Another factor known to affect the passage of time during normal daily life is alcohol consumption . Alcohol consumption is believed to be increasing during the current social and physical distancing measures . This raises the possibility that atypical alcohol consumption rates during lockdown may contribute to the experience of the passage of time during this period. Future research should therefore explore the effect of drug and alcohol use on the passage of time during lockdown.
Finally, the current study was limited to people currently living in the UK and did not therefore examine cross-cultural experiences of time during lock-down. To date, there is little research examining cross-cultural differences in passage of time judgements during normal daily life and atypical daily life. Language and culture are however known to influence the way in which time is described and experienced  and it is therefore possible that social and physical distancing measures may have different effects on the passage of time in different cultures.
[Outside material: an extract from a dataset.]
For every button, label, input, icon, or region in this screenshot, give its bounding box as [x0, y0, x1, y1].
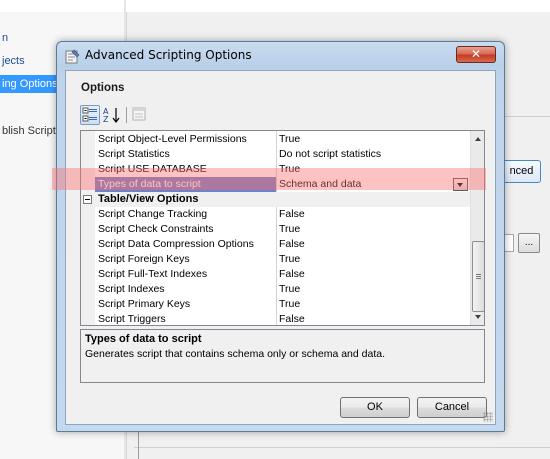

The results of this study suggest that the UK’s Covid-19 social and physical distancing measures had a significant effect on peoples experience of the passage of time in comparison to normal times (pre-lockdown). This suggests that fundamental changes in day-to-day life distort our experience of time. Age and level of satisfaction with social interaction were predictive of the relative speed that time passed during the lockdown in comparison to normal. Experiencing time as passing quickly during the lockdown was therefore associated with reduced age and increased satisfaction with current levels of social interaction. Stress and task load also affected the passage of time day judgment with increased task load and reduced stress being associated with a faster passage of time. Whilst these findings are reminiscent of those observed in studies of the passage of time during normal daily life, the predictive value of social satisfaction, as apposed to anxiety and depression, highlights the benefit of measuring situation specific variables when understanding the passage of time. Furthermore, the age effects observed reopen the debate about whether the passage of time really does distort with increasing age.